Information about this music video:

Duration:
6m 44s
Title on Youtube:
Beatrice di Tenda (Opera) by Vincenzo Bellini
Description on Youtube:
Dynamic is featuring a new recording dedicated to the Italian composer Vincenzo Bellini: Beatrice di Tenda.The performance has been conducted by Antonio Pirolli and the stage has been directed by Henning Hermmann Brockhaus. Dimitra Theodossiou (Beatrice), Michele Kalmandi (Filippo Maria Visconti), JoséMaria Lo Monaco ( Agnese del Maino), Alejandro Roy (Orombello), Michele Mauro (Anichino) and Alfio Marletta (Rizzardo del Maino). Beatrice di Tenda is a tragic opera in two acts, from a libretto by Felice Romani. The opera is Bellini's penultimate opera, coming after Norma (1831) and before I puritani (1835). This is the story of Beatrice Lascaris di Tenda, the woman who was the widow of the condottiere Facino Cane and later the wife of Duke Filippo Maria Visconti, in 15th century Milan. Filippo has grown tired of his wife Beatrice; she regrets her impetuous marriage to him after her first husband's death, a marriage that has delivered her and her people into the Duke's tyrannical power. In Beatrice very diverse elements coexist: there are music patterns already experimented in Norma and used here to their utmost potential, side by side with new ways and techniques, which would be treasured by Verdi.
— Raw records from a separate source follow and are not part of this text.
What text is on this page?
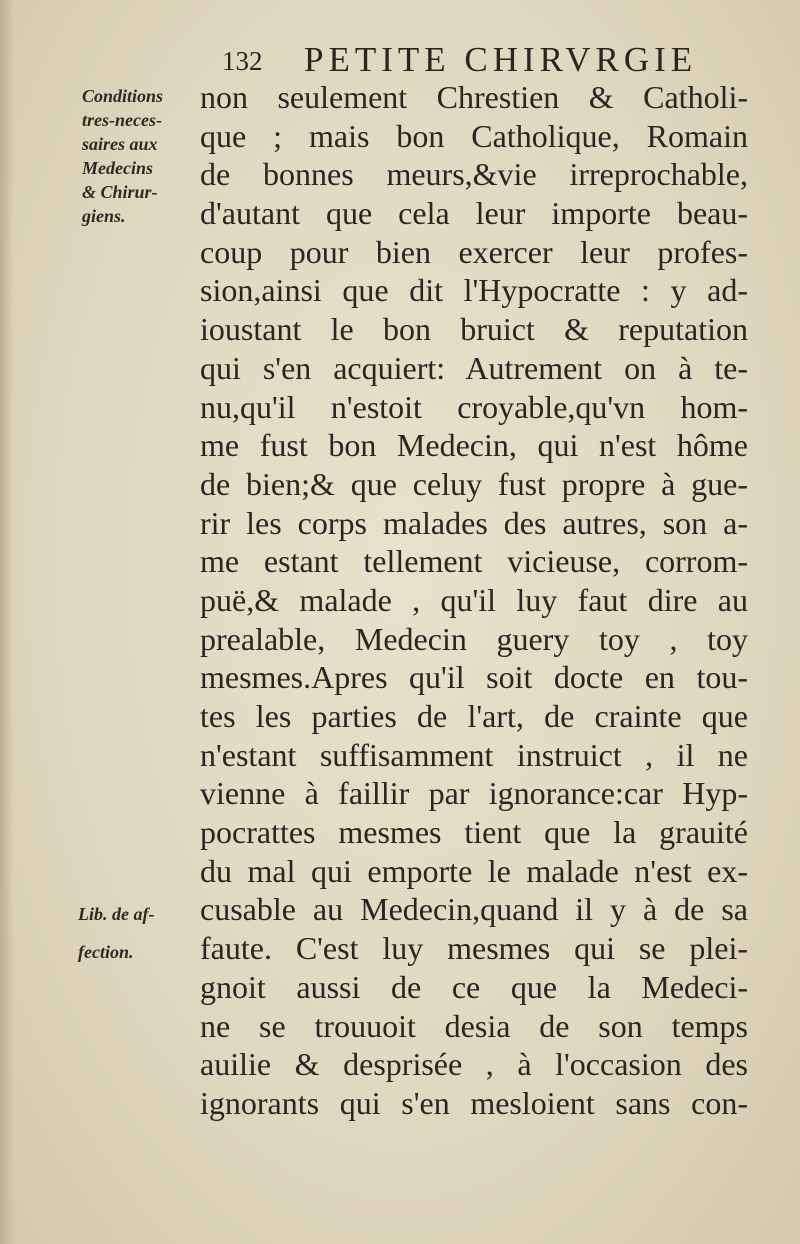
132 PETITE CHIRVRGIE
Conditions
tres-neces-
saires aux
Medecins
& Chirur-
giens.
Lib. de af-
fection.
non seulement Chrestien & Catholi-
que ; mais bon Catholique, Romain
de bonnes meurs,&vie irreprochable,
d'autant que cela leur importe beau-
coup pour bien exercer leur profes-
sion,ainsi que dit l'Hypocratte : y ad-
ioustant le bon bruict & reputation
qui s'en acquiert: Autrement on à te-
nu,qu'il n'estoit croyable,qu'vn hom-
me fust bon Medecin, qui n'est hôme
de bien;& que celuy fust propre à gue-
rir les corps malades des autres, son a-
me estant tellement vicieuse, corrom-
puë,& malade , qu'il luy faut dire au
prealable, Medecin guery toy , toy
mesmes.Apres qu'il soit docte en tou-
tes les parties de l'art, de crainte que
n'estant suffisamment instruict , il ne
vienne à faillir par ignorance:car Hyp-
pocrattes mesmes tient que la grauité
du mal qui emporte le malade n'est ex-
cusable au Medecin,quand il y à de sa
faute. C'est luy mesmes qui se plei-
gnoit aussi de ce que la Medeci-
ne se trouuoit desia de son temps
auilie & desprisée , à l'occasion des
ignorants qui s'en mesloient sans con-
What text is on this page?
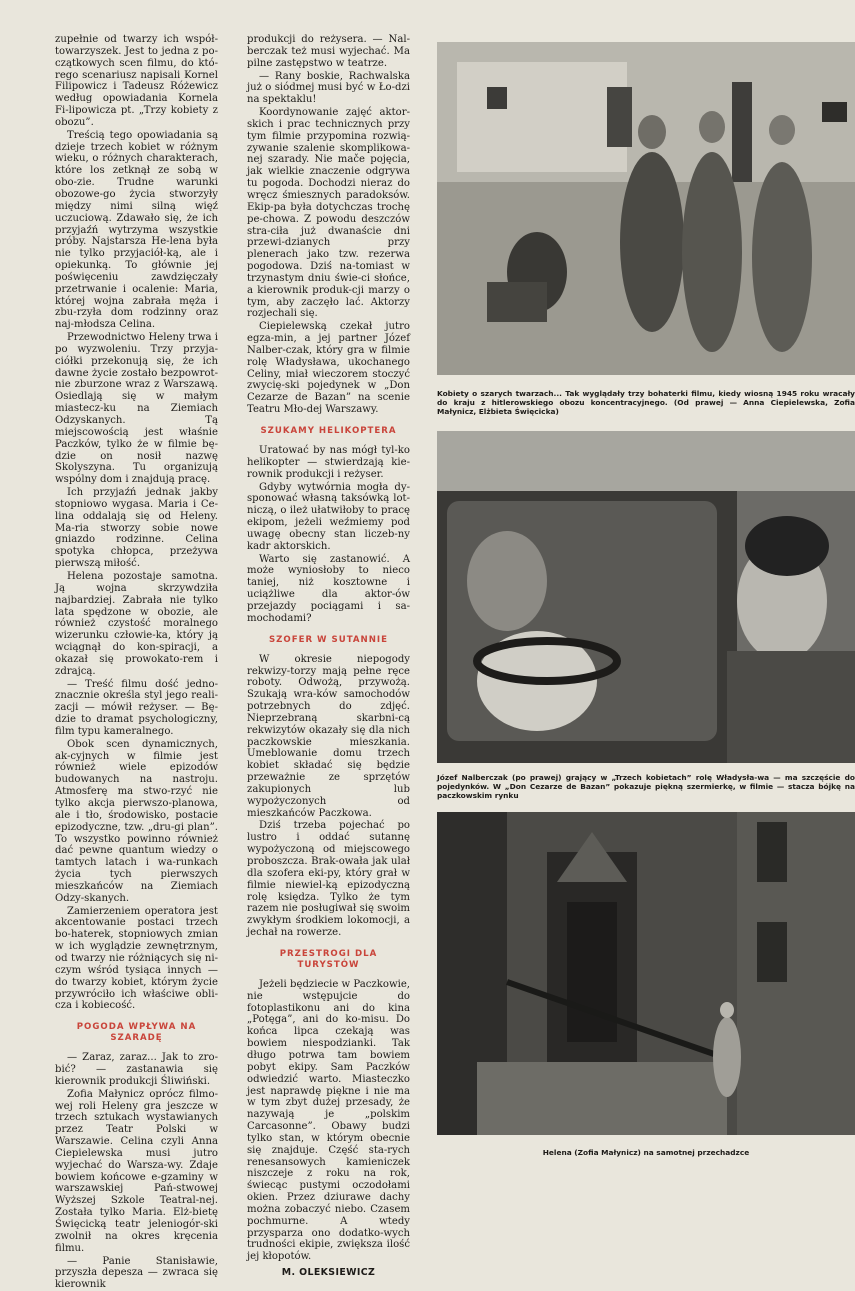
zupełnie od twarzy ich współ-towarzyszek. Jest to jedna z po-czątkowych scen filmu, do któ-rego scenariusz napisali Kornel Filipowicz i Tadeusz Różewicz według opowiadania Kornela Fi-lipowicza pt. „Trzy kobiety z obozu”.

Treścią tego opowiadania są dzieje trzech kobiet w różnym wieku, o różnych charakterach, które los zetknął ze sobą w obo-zie. Trudne warunki obozowe-go życia stworzyły między nimi silną więź uczuciową. Zdawało się, że ich przyjaźń wytrzyma wszystkie próby. Najstarsza He-lena była nie tylko przyjaciół-ką, ale i opiekunką. To głównie jej poświęceniu zawdzięczały przetrwanie i ocalenie: Maria, której wojna zabrała męża i zbu-rzyła dom rodzinny oraz naj-młodsza Celina.

Przewodnictwo Heleny trwa i po wyzwoleniu. Trzy przyja-ciółki przekonują się, że ich dawne życie zostało bezpowrot-nie zburzone wraz z Warszawą. Osiedlają się w małym miastecz-ku na Ziemiach Odzyskanych. Tą miejscowością jest właśnie Paczków, tylko że w filmie bę-dzie on nosił nazwę Skolyszyna. Tu organizują wspólny dom i znajdują pracę.

Ich przyjaźń jednak jakby stopniowo wygasa. Maria i Ce-lina oddalają się od Heleny. Ma-ria stworzy sobie nowe gniazdo rodzinne. Celina spotyka chłopca, przeżywa pierwszą miłość.

Helena pozostaje samotna. Ją wojna skrzywdziła najbardziej. Zabrała nie tylko lata spędzone w obozie, ale również czystość moralnego wizerunku człowie-ka, który ją wciągnął do kon-spiracji, a okazał się prowokato-rem i zdrajcą.

— Treść filmu dość jedno-znacznie określa styl jego reali-zacji — mówił reżyser. — Bę-dzie to dramat psychologiczny, film typu kameralnego.

Obok scen dynamicznych, ak-cyjnych w filmie jest również wiele epizodów budowanych na nastroju. Atmosferę ma stwo-rzyć nie tylko akcja pierwszo-planowa, ale i tło, środowisko, postacie epizodyczne, tzw. „dru-gi plan”. To wszystko powinno również dać pewne quantum wiedzy o tamtych latach i wa-runkach życia tych pierwszych mieszkańców na Ziemiach Odzy-skanych.

Zamierzeniem operatora jest akcentowanie postaci trzech bo-haterek, stopniowych zmian w ich wyglądzie zewnętrznym, od twarzy nie różniących się ni-czym wśród tysiąca innych — do twarzy kobiet, którym życie przywróciło ich właściwe obli-cza i kobiecość.

POGODA WPŁYWA NA SZARADĘ

— Zaraz, zaraz... Jak to zro-bić? — zastanawia się kierownik produkcji Śliwiński.

Zofia Małynicz oprócz filmo-wej roli Heleny gra jeszcze w trzech sztukach wystawianych przez Teatr Polski w Warszawie. Celina czyli Anna Ciepielewska musi jutro wyjechać do Warsza-wy. Zdaje bowiem końcowe e-gzaminy w warszawskiej Pań-stwowej Wyższej Szkole Teatral-nej. Została tylko Maria. Elż-bietę Święcicką teatr jeleniogór-ski zwolnił na okres kręcenia filmu.

— Panie Stanisławie, przyszła depesza — zwraca się kierownik

produkcji do reżysera. — Nal-berczak też musi wyjechać. Ma pilne zastępstwo w teatrze.

— Rany boskie, Rachwalska już o siódmej musi być w Ło-dzi na spektaklu!

Koordynowanie zajęć aktor-skich i prac technicznych przy tym filmie przypomina rozwią-zywanie szalenie skomplikowa-nej szarady. Nie mače pojęcia, jak wielkie znaczenie odgrywa tu pogoda. Dochodzi nieraz do wręcz śmiesznych paradoksów. Ekip-pa była dotychczas trochę pe-chowa. Z powodu deszczów stra-ciła już dwanaście dni przewi-dzianych przy plenerach jako tzw. rezerwa pogodowa. Dziś na-tomiast w trzynastym dniu świe-ci słońce, a kierownik produk-cji marzy o tym, aby zaczęło lać. Aktorzy rozjechali się.

Ciepielewską czekał jutro egza-min, a jej partner Józef Nalber-czak, który gra w filmie rolę Władysława, ukochanego Celiny, miał wieczorem stoczyć zwycię-ski pojedynek w „Don Cezarze de Bazan” na scenie Teatru Mło-dej Warszawy.

SZUKAMY HELIKOPTERA

Uratować by nas mógł tyl-ko helikopter — stwierdzają kie-rownik produkcji i reżyser.

Gdyby wytwórnia mogła dy-sponować własną taksówką lot-niczą, o ileż ułatwiłoby to pracę ekipom, jeżeli weźmiemy pod uwagę obecny stan liczeb-ny kadr aktorskich.

Warto się zastanowić. A może wyniosłoby to nieco taniej, niż kosztowne i uciążliwe dla aktor-ów przejazdy pociągami i sa-mochodami?

SZOFER W SUTANNIE

W okresie niepogody rekwizy-torzy mają pełne ręce roboty. Odwożą, przywożą. Szukają wra-ków samochodów potrzebnych do zdjęć. Nieprzebraną skarbni-cą rekwizytów okazały się dla nich paczkowskie mieszkania. Umeblowanie domu trzech kobiet składać się będzie przeważnie ze sprzętów zakupionych lub wypożyczonych od mieszkańców Paczkowa.

Dziś trzeba pojechać po lustro i oddać sutannę wypożyczoną od miejscowego proboszcza. Brak-owała jak ulał dla szofera eki-py, który grał w filmie niewiel-ką epizodyczną rolę księdza. Tylko że tym razem nie posługiwał się swoim zwykłym środkiem lokomocji, a jechał na rowerze.

PRZESTROGI DLA TURYSTÓW

Jeżeli będziecie w Paczkowie, nie wstępujcie do fotoplastikonu ani do kina „Potęga”, ani do ko-misu. Do końca lipca czekają was bowiem niespodzianki. Tak długo potrwa tam bowiem pobyt ekipy. Sam Paczków odwiedzić warto. Miasteczko jest naprawdę piękne i nie ma w tym zbyt dużej przesady, że nazywają je „polskim Carcasonne”. Obawy budzi tylko stan, w którym obecnie się znajduje. Część sta-rych renesansowych kamieniczek niszczeje z roku na rok, świecąc pustymi oczodołami okien. Przez dziurawe dachy można zobaczyć niebo. Czasem pochmurne. A wtedy przysparza ono dodatko-wych trudności ekipie, zwiększa ilość jej kłopotów.

M. OLEKSIEWICZ

Kobiety o szarych twarzach... Tak wyglądały trzy bohaterki filmu, kiedy wiosną 1945 roku wracały do kraju z hitlerowskiego obozu koncentracyjnego. (Od prawej — Anna Ciepielewska, Zofia Małynicz, Elżbieta Święcicka)
Józef Nalberczak (po prawej) grający w „Trzech kobietach” rolę Władysła-wa — ma szczęście do pojedynków. W „Don Cezarze de Bazan” pokazuje piękną szermierkę, w filmie — stacza bójkę na paczkowskim rynku
Helena (Zofia Małynicz) na samotnej przechadzce
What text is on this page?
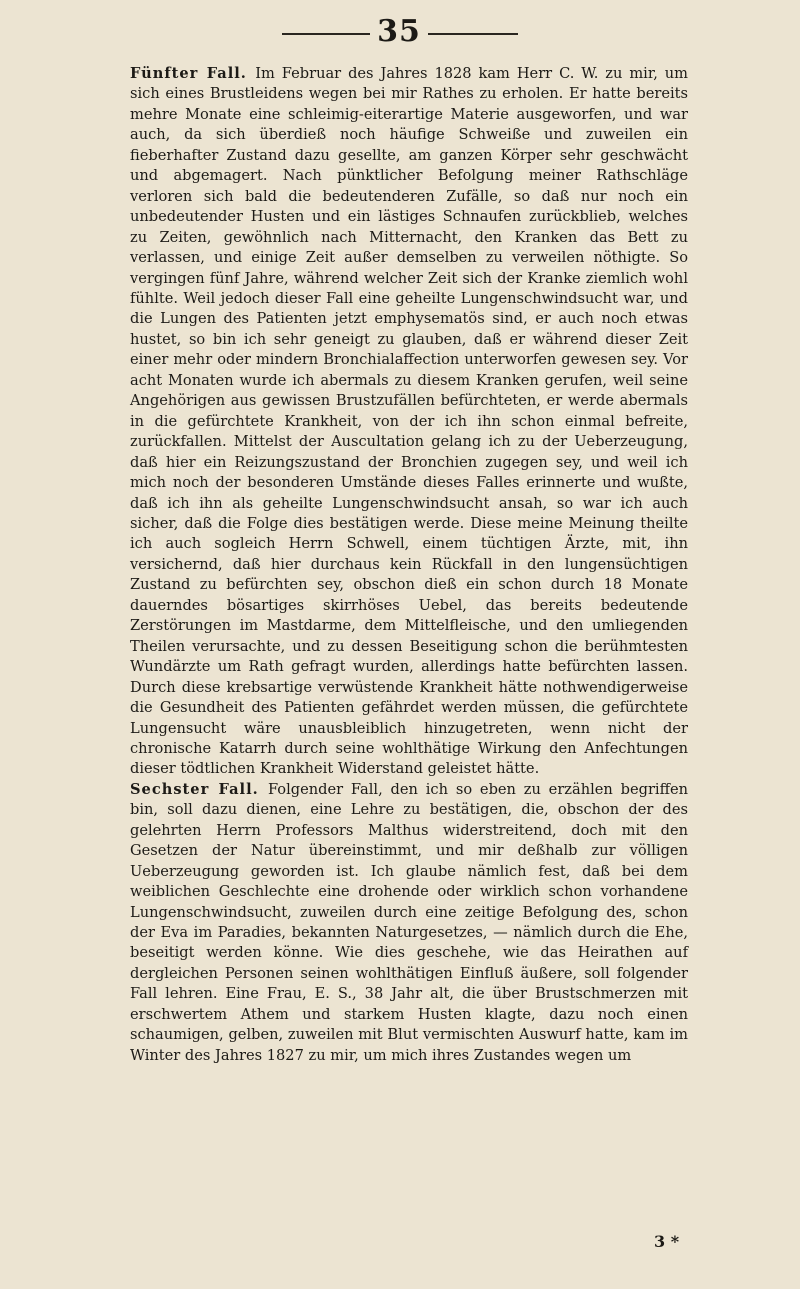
35

Fünfter Fall. Im Februar des Jahres 1828 kam Herr C. W. zu mir, um sich eines Brustleidens wegen bei mir Rathes zu erholen. Er hatte bereits mehre Monate eine schleimig-eiterartige Materie ausgeworfen, und war auch, da sich überdieß noch häufige Schweiße und zuweilen ein fieberhafter Zustand dazu gesellte, am ganzen Körper sehr geschwächt und abgemagert. Nach pünktlicher Befolgung meiner Rathschläge verloren sich bald die bedeutenderen Zufälle, so daß nur noch ein unbedeutender Husten und ein lästiges Schnaufen zurückblieb, welches zu Zeiten, gewöhnlich nach Mitternacht, den Kranken das Bett zu verlassen, und einige Zeit außer demselben zu verweilen nöthigte. So vergingen fünf Jahre, während welcher Zeit sich der Kranke ziemlich wohl fühlte. Weil jedoch dieser Fall eine geheilte Lungenschwindsucht war, und die Lungen des Patienten jetzt emphysematös sind, er auch noch etwas hustet, so bin ich sehr geneigt zu glauben, daß er während dieser Zeit einer mehr oder mindern Bronchialaffection unterworfen gewesen sey. Vor acht Monaten wurde ich abermals zu diesem Kranken gerufen, weil seine Angehörigen aus gewissen Brustzufällen befürchteten, er werde abermals in die gefürchtete Krankheit, von der ich ihn schon einmal befreite, zurückfallen. Mittelst der Auscultation gelang ich zu der Ueberzeugung, daß hier ein Reizungszustand der Bronchien zugegen sey, und weil ich mich noch der besonderen Umstände dieses Falles erinnerte und wußte, daß ich ihn als geheilte Lungenschwindsucht ansah, so war ich auch sicher, daß die Folge dies bestätigen werde. Diese meine Meinung theilte ich auch sogleich Herrn Schwell, einem tüchtigen Ärzte, mit, ihn versichernd, daß hier durchaus kein Rückfall in den lungensüchtigen Zustand zu befürchten sey, obschon dieß ein schon durch 18 Monate dauerndes bösartiges skirrhöses Uebel, das bereits bedeutende Zerstörungen im Mastdarme, dem Mittelfleische, und den umliegenden Theilen verursachte, und zu dessen Beseitigung schon die berühmtesten Wundärzte um Rath gefragt wurden, allerdings hatte befürchten lassen. Durch diese krebsartige verwüstende Krankheit hätte nothwendigerweise die Gesundheit des Patienten gefährdet werden müssen, die gefürchtete Lungensucht wäre unausbleiblich hinzugetreten, wenn nicht der chronische Katarrh durch seine wohlthätige Wirkung den Anfechtungen dieser tödtlichen Krankheit Widerstand geleistet hätte.

Sechster Fall. Folgender Fall, den ich so eben zu erzählen begriffen bin, soll dazu dienen, eine Lehre zu bestätigen, die, obschon der des gelehrten Herrn Professors Malthus widerstreitend, doch mit den Gesetzen der Natur übereinstimmt, und mir deßhalb zur völligen Ueberzeugung geworden ist. Ich glaube nämlich fest, daß bei dem weiblichen Geschlechte eine drohende oder wirklich schon vorhandene Lungenschwindsucht, zuweilen durch eine zeitige Befolgung des, schon der Eva im Paradies, bekannten Naturgesetzes, — nämlich durch die Ehe, beseitigt werden könne. Wie dies geschehe, wie das Heirathen auf dergleichen Personen seinen wohlthätigen Einfluß äußere, soll folgender Fall lehren. Eine Frau, E. S., 38 Jahr alt, die über Brustschmerzen mit erschwertem Athem und starkem Husten klagte, dazu noch einen schaumigen, gelben, zuweilen mit Blut vermischten Auswurf hatte, kam im Winter des Jahres 1827 zu mir, um mich ihres Zustandes wegen um

3 *
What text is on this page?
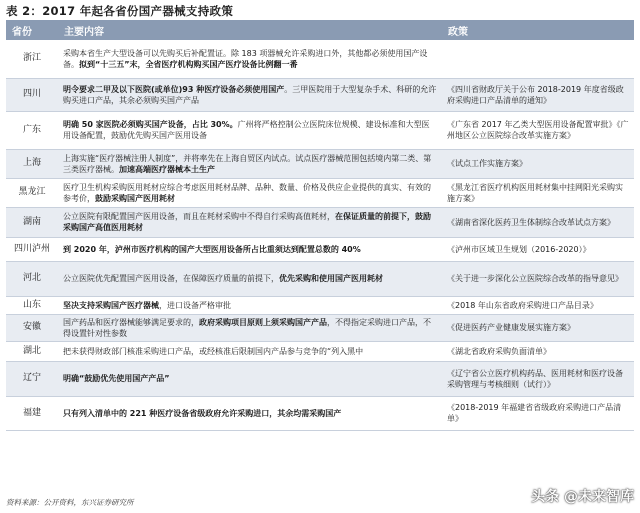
表 2：2017 年起各省份国产器械支持政策
省份	主要内容	政策
浙江	采购本省生产大型设备可以先购买后补配置证。除 183 项器械允许采购进口外，其他都必须使用国产设备。拟到“十三五”末，全省医疗机构购买国产医疗设备比例翻一番	
四川	明令要求二甲及以下医院(或单位)93 种医疗设备必须使用国产。三甲医院用于大型复杂手术、科研的允许购买进口产品，其余必须购买国产产品	《四川省财政厅关于公布 2018-2019 年度省级政府采购进口产品清单的通知》
广东	明确 50 家医院必须购买国产设备，占比 30%。广州将严格控制公立医院床位规模、建设标准和大型医用设备配置，鼓励优先购买国产医用设备	《广东省 2017 年乙类大型医用设备配置审批》《广州地区公立医院综合改革实施方案》
上海	上海实施“医疗器械注册人制度”，并将率先在上海自贸区内试点。试点医疗器械范围包括境内第二类、第三类医疗器械。加速高端医疗器械本土生产	《试点工作实施方案》
黑龙江	医疗卫生机构采购医用耗材应综合考虑医用耗材品牌、品种、数量、价格及供应企业提供的真实、有效的参考价，鼓励采购国产医用耗材	《黑龙江省医疗机构医用耗材集中挂网阳光采购实施方案》
湖南	公立医院有限配置国产医用设备，而且在耗材采购中不得自行采购高值耗材，在保证质量的前提下，鼓励采购国产高值医用耗材	《湖南省深化医药卫生体制综合改革试点方案》
四川泸州	到 2020 年，泸州市医疗机构的国产大型医用设备所占比重须达到配置总数的 40%	《泸州市区域卫生规划（2016-2020）》
河北	公立医院优先配置国产医用设备，在保障医疗质量的前提下，优先采购和使用国产医用耗材	《关于进一步深化公立医院综合改革的指导意见》
山东	坚决支持采购国产医疗器械，进口设备严格审批	《2018 年山东省政府采购进口产品目录》
安徽	国产药品和医疗器械能够满足要求的，政府采购项目原则上须采购国产产品，不得指定采购进口产品，不得设置针对性参数	《促进医药产业健康发展实施方案》
湖北	把未获得财政部门核准采购进口产品，或经核准后限制国内产品参与竞争的“列入黑中	《湖北省政府采购负面清单》
辽宁	明确“鼓励优先使用国产产品”	《辽宁省公立医疗机构药品、医用耗材和医疗设备采购管理与考核细则（试行）》
福建	只有列入清单中的 221 种医疗设备省级政府允许采购进口，其余均需采购国产	《2018-2019 年福建省省级政府采购进口产品清单》
资料来源：公开资料，东兴证券研究所	头条 @未来智库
Compare, in particular, Ernani's Filippo II and the dark and vacillating Filippo Maria Visconti tormented by remorse, ready to go back on his decision to condemn Beatrice, who once helped him, to death; or Eboli and the anguished Agnese; or Manrico in Verdi's Trovatore and Orombello at the end of Beatrice, locked in the tower's cell. One should also note that the concluding choruses anticipate some of Verdi's rhythmic patterns, "with a roughness, even, which up to then had been alien to Bellini" Self-quotes and approaches similar to ones already used by Bellini in earlier works are undoubtedly present but do not invalidate the final result, which, heterogeneous as it may be, is worthy both from the point of view of dramaturgy -- with characters and situations that are well drawn -- and of the music. The chorus plays an even more important part here than in Bellini's earlier operas, not only commenting on the action but advising and comforting the protagonists, in the true tradition of classical Greek drama.